Wes is a stand-up comedian based in the South Wales Valleys. He’s also a Research Champion for NCMH, helping spread the word about our research. This is his story:
I graduated from university in 2000 and spent five years working in software development. At twenty-eight years-of-age and four stone overweight, I finally accepted that I was never going to be a rock star. I decided to try my hand at stand-up comedy. I’m one of those people who are always told by friends and colleagues that I “should be a comedian” – after hearing that enough times I decided that maybe I should.
I was lucky, I had some early success: playing clubs up and down the country, travelling, meeting new people, and making money. I won a big ‘new act’ competition in 2006, at the Edinburgh Fringe festival which boosted my career and took me to the Montreal Comedy Festival and the Paramount Comedy Channel.
I never quite made it. I never quite made it big enough or made enough money to be able to ditch the day job – but I loved doing stand-up.
It was while working full-time in software development and travelling the UK performing stand-up that I had my first breakdown.
I’d worked to the point of exhaustion and found myself – after being destroyed by a heckler and walking off-stage at a gig in Coventry – parked on the hard shoulder of the M5, unable to drive through the tears.
I pressed on, believing that I could ‘walk it off’, that I’d be fine after a couple of weeks break. In 2012, after losing yet another job, I finally decided to get help. I went to see my GP and was diagnosed with depression and anxiety. I was given medication and have been taking anti-depressants, on-and-off, ever since. Six years later, I am still on medication. I’ve hardly stepped onto a stage this year due to anxiety and a catastrophic crash of confidence.
In 2016, after a divorce and a redundancy, and having lost a number of jobs, I decided to make stand-up my full-time career and to ‘come clean’ about my condition. I started writing a blog on my website and a new stand-up show, 40% Happy, that I hope to take to the Edinburgh Fringe Festival one day. During this time I spoke to my old friend, fellow comic, and neuroscientist Dr Dean Burnett for his second book, The Happy Brain.
Again, I got lucky: after performing at the book launch for The Happy Brain in 2017, I was approached by BBC Wales to film a short piece for them about my experiences of depression and anxiety. This included the opportunity to speak with Professor Ian Jones, Director of NCMH, who gave me some valuable advice and some incredible insight into the work they do. I know a couple of people who work at NCMH so I was aware of the centre and its work but this was an incredible opportunity to take a peak ‘behind the scenes’ and to learn more.
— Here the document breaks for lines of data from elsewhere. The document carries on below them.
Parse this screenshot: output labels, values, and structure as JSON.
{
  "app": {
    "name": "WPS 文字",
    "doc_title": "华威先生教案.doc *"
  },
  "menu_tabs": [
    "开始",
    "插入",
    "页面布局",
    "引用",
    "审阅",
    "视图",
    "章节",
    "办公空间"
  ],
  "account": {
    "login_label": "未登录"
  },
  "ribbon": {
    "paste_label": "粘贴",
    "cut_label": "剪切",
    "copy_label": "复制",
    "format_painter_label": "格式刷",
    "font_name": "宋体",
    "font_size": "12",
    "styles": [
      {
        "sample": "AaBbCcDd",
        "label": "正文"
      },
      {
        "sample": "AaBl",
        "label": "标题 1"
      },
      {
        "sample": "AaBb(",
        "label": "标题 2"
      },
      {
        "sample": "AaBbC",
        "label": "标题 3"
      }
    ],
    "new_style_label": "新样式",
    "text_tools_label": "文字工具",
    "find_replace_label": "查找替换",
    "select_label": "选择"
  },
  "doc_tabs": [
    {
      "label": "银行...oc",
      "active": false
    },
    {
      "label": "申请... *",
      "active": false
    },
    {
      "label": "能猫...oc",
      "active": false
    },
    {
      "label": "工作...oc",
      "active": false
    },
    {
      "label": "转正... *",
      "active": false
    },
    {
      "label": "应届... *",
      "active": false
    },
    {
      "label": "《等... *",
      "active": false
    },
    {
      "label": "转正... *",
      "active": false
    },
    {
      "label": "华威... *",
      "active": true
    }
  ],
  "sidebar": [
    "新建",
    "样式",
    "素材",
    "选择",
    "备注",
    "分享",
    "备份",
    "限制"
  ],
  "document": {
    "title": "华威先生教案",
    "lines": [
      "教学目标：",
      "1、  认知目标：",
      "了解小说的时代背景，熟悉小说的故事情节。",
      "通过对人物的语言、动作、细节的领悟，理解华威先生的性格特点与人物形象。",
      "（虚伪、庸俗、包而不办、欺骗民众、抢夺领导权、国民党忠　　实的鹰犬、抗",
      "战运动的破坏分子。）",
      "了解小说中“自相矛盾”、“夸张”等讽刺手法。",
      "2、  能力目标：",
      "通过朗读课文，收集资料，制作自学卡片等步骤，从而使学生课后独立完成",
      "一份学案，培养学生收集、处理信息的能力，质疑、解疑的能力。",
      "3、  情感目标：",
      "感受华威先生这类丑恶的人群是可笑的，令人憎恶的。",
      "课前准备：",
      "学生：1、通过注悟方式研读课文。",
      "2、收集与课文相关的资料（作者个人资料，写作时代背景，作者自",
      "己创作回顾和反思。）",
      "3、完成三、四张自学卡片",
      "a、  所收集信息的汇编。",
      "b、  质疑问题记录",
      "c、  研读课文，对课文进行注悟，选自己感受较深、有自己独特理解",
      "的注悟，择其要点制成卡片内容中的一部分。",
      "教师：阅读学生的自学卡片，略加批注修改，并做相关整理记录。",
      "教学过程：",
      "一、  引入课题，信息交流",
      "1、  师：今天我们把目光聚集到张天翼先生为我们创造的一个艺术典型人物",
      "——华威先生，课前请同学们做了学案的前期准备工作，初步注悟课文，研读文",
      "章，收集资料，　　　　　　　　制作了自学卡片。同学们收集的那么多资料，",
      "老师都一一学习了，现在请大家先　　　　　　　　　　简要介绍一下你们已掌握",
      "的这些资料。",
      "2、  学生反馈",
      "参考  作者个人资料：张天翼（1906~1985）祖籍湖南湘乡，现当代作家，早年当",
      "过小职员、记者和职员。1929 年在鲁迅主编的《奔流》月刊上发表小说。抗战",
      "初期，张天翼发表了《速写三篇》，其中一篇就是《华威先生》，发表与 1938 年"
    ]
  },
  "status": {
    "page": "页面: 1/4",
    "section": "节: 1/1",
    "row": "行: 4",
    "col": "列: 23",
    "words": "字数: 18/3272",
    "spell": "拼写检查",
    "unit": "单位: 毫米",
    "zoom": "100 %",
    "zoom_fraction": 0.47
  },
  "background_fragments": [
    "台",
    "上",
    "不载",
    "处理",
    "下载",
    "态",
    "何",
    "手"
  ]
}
After speaking with Prof. Jones, learning about the great research work being done at the centre, and meeting some of the incredible team that makes it all happen I was thrilled to accept when asked to take part in that research and to become a Research Champion.
Taking part was simple: two members of the NCMH team visited me at my home, at my convenience, and asked me some questions about my history, lifestyle, etc. They then took a simple blood sample and left me with a questionnaire. Job done. They were friendly, fun, reassuring and professional.
I’d already spoken to Prof. Jones and met some of the team so I didn’t feel any anxiety until the day of the interview. I was quickly put at ease by my visitors and everything went smoothly. We chatted, I was informed about the whole process, and every question I had was answered fully.
The work that NCMH is doing is vital. I would encourage everyone who is able to take part. I’m hoping that their research will help shed more light on this subject, bring more clarity, help dispell stigma and provide evidence to inform future education and policy making.